In a consultation paper for overhauling current critical infrastructure protections, the government said it “sees a role” for expanded emergency powers that would let government entities assist other operators with “technical action to defend and protect their networks and systems” in the event of a cyber emergency.
Home Affairs Minister, Peter Dutton, said security was a “shared responsibility”.
“In an emergency, Australians expect the government to act, which is what we will do,” he said.
“By strengthening and better protecting critical infrastructure from threats, Australians can be assured that Government and industry are working together to do what is necessary to keep Australians safe and protect our economy.”

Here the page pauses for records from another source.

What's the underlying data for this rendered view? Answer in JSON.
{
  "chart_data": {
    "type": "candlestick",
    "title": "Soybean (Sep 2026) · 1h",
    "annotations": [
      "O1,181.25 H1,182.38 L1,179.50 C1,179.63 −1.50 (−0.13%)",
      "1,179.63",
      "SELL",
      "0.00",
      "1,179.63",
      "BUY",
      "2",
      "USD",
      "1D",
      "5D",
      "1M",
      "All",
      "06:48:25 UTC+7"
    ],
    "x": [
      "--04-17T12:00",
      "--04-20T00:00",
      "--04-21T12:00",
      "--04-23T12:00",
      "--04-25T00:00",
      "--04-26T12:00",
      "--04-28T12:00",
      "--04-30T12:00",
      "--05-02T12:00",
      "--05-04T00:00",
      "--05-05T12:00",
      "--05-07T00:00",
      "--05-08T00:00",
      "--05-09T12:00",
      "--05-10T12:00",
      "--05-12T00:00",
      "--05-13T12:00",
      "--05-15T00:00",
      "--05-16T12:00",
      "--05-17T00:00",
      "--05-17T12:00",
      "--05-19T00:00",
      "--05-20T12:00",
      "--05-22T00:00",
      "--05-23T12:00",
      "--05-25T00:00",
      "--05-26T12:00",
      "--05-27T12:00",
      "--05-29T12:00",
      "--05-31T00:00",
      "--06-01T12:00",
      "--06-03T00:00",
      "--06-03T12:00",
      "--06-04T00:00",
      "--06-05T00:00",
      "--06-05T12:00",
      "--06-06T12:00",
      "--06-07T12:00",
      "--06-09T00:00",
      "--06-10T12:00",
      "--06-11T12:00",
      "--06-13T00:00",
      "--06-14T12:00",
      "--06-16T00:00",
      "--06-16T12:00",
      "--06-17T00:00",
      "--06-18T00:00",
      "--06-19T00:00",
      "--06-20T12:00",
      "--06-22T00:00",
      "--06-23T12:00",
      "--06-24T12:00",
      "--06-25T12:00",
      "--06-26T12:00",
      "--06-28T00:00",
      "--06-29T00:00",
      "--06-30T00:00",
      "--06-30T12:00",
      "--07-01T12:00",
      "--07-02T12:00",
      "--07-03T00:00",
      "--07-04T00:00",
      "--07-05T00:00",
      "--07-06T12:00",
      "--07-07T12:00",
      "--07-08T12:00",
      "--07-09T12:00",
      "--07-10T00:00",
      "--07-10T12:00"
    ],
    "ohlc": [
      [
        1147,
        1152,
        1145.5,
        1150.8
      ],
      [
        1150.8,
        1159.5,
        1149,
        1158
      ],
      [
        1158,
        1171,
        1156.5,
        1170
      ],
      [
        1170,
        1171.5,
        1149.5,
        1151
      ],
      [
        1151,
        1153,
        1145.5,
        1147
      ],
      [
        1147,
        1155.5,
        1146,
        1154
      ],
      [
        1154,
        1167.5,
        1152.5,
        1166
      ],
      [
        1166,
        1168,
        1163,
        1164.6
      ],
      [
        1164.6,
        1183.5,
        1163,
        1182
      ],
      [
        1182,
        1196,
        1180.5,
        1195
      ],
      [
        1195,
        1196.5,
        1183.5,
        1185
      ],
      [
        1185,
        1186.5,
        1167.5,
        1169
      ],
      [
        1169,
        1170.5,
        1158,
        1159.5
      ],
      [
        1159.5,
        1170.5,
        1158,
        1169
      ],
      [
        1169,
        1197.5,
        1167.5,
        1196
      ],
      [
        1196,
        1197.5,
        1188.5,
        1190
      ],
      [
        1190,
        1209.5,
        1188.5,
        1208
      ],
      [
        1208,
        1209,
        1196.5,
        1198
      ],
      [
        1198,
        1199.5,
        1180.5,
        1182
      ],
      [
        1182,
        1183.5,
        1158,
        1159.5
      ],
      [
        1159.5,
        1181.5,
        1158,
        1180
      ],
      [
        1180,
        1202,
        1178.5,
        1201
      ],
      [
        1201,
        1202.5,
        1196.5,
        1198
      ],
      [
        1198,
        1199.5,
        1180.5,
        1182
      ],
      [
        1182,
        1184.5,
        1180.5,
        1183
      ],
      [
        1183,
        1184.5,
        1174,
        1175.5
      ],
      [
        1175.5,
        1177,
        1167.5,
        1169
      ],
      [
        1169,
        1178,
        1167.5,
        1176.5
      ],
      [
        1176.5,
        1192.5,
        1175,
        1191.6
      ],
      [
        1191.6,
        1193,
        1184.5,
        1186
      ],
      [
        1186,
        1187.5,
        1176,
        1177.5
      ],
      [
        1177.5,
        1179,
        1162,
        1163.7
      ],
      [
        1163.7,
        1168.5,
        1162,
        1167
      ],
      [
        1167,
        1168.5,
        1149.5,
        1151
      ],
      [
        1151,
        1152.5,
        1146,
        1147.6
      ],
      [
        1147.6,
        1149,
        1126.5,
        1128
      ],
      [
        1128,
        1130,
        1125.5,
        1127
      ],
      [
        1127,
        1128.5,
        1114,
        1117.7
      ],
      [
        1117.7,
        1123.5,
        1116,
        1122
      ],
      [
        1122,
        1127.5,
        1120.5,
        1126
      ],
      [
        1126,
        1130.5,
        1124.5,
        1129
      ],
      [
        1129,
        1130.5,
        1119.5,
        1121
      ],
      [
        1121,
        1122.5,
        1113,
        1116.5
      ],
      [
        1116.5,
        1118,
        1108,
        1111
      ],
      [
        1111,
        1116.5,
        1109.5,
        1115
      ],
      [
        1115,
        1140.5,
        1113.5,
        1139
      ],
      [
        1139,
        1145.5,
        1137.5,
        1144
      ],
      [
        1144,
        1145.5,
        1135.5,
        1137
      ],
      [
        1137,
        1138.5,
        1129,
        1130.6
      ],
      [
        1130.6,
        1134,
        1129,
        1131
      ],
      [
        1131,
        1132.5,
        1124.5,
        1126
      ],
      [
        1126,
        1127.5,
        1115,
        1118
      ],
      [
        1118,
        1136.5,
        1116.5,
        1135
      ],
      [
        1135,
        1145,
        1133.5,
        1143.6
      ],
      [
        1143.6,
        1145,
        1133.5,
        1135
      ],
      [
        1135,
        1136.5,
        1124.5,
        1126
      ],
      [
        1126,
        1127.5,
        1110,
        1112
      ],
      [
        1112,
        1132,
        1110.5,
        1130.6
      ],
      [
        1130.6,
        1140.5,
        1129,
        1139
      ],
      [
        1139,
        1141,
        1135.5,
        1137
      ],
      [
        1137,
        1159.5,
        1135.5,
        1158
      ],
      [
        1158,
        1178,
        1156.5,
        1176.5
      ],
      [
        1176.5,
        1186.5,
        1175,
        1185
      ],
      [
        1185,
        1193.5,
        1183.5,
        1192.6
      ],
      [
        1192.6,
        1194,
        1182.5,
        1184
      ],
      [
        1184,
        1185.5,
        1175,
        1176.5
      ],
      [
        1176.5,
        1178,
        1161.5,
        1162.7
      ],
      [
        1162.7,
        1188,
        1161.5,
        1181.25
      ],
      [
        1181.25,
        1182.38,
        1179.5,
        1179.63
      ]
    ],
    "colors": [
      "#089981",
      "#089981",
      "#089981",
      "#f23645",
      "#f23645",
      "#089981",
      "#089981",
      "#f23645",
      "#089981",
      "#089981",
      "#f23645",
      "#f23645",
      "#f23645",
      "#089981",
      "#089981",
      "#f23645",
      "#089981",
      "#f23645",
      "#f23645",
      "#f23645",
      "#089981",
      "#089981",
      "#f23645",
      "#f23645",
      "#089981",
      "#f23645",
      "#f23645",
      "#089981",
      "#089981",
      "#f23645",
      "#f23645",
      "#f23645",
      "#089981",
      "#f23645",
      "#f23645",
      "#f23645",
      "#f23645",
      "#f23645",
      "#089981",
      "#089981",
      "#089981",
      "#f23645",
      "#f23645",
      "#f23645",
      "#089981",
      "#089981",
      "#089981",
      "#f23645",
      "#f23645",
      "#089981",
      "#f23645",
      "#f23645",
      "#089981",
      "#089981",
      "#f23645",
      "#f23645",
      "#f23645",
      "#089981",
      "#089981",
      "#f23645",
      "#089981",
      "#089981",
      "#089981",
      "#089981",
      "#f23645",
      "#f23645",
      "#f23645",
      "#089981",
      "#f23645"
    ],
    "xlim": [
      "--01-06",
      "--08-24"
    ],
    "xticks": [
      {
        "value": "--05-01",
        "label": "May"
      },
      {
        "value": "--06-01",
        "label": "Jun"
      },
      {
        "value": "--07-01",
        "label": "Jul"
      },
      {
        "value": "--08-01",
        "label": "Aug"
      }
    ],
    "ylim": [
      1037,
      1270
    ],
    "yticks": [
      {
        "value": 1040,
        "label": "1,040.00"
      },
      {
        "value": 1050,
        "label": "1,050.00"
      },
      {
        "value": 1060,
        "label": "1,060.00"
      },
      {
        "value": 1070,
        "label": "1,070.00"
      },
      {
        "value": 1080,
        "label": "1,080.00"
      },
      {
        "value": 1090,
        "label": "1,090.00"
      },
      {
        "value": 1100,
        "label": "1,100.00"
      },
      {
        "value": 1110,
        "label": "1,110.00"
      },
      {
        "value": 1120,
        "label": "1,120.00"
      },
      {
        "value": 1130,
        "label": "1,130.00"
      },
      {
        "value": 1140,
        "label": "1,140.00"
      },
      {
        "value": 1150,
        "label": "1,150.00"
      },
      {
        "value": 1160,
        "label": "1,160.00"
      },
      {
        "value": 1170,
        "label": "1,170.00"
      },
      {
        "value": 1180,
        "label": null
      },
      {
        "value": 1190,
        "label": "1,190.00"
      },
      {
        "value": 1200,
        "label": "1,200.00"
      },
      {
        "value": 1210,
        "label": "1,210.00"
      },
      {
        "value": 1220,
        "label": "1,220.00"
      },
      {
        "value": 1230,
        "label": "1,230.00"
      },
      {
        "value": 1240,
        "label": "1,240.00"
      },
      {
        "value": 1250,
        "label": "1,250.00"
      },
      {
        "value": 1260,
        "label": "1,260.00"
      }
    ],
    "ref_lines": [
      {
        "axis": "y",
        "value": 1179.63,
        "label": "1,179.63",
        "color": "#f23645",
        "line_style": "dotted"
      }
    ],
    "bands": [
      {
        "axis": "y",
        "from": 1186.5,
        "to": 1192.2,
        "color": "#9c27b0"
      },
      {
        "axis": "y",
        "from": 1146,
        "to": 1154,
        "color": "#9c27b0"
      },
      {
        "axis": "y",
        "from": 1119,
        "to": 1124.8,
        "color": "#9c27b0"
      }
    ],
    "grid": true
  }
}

The government has also proposed creating a cyber alert system. This would be similar to the existing National Terrorism Threat Advisory System with its colour-coded advise on the likelihood of an imminent terrorist attack.
The existing National Terrorism Threat Advisory is currently at 'probable'.

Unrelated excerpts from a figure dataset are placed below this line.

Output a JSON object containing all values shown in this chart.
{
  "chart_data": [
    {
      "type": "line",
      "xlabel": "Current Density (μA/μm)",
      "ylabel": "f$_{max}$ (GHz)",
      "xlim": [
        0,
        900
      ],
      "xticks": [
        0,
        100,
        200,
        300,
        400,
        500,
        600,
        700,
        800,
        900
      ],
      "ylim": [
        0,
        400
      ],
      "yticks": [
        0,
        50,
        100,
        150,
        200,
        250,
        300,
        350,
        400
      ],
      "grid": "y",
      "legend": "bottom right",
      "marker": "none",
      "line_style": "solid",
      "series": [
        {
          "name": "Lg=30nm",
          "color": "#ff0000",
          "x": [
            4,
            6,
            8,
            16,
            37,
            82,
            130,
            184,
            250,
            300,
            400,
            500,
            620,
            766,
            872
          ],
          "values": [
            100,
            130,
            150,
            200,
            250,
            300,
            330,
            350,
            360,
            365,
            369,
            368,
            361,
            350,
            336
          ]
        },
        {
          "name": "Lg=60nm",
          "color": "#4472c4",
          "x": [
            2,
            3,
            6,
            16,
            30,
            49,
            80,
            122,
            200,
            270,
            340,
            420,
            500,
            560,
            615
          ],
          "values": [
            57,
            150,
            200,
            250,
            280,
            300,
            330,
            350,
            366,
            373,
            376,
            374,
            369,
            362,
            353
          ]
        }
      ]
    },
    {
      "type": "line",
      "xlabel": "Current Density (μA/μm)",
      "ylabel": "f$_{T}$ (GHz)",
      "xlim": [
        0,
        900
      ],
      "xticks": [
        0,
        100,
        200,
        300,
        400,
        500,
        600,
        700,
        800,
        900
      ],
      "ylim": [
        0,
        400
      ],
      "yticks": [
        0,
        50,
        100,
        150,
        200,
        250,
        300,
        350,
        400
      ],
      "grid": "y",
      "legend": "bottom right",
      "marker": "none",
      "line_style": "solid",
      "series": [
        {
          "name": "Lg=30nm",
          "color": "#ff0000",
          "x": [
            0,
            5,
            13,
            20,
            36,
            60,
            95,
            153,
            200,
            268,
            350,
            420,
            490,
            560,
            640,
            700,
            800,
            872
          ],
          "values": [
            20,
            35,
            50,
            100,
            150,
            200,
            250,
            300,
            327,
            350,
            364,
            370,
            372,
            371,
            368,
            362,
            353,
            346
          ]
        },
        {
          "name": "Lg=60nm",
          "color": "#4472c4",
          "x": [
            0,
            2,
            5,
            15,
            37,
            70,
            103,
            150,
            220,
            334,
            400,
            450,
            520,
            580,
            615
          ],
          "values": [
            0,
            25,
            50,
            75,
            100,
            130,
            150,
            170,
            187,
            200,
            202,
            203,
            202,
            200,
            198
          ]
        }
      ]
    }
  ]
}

As for what will constitute a national cyber emergency, the government has not yet decided – though it did say it will consider factors like an attack’s potential consequences, how it spread across jurisdictions, and how imminent the threat is.
Under the Security of Critical Infrastructure Act 2018, only resources (energy, water, gas) and maritime port assets are classed as ‘critical infrastructure’ – although the Home Affairs Minister has the power to add other assets to that classification.
The government wants to expand those definitions to include sectors across the whole economy such as banking, communications, data, defence, education, food, health, and transport.
Certain entities classed as ‘critical infrastructure’ will have to adhere to new cyber security obligations which the government seeks to create in reformed legislation.
That may include involvement with a proposed threat intelligence sharing system to give government “a near real-time threat picture” of cyberspace.
Assets classed as “systems of national significance” will have to give the government specific information about their networks as part of this intelligence sharing system.
Newly classed ‘critical infrastructure entities’ will also receive government directions or intervene through “direct action” in the case of an emergency.
Proposed structure of expanded critical infrastructure entities classes.
Stakeholders have until 16 September to make a submission for the critical infrastructure discussion paper.
The process underlies a recent surge in government attention on cybersecurity following the Prime Minister’s warning that Australia was under cyber attack in June.
Since that surprise Friday morning press conference, the government has announced its $1.35 billion Cyber Enhanced Situational Awareness and Response (CESAR) package along with an updated Cyber Security Strategy.
Both developments promote a top-down approach to national cybersecurity through heavy investment in government agencies and law enforcement.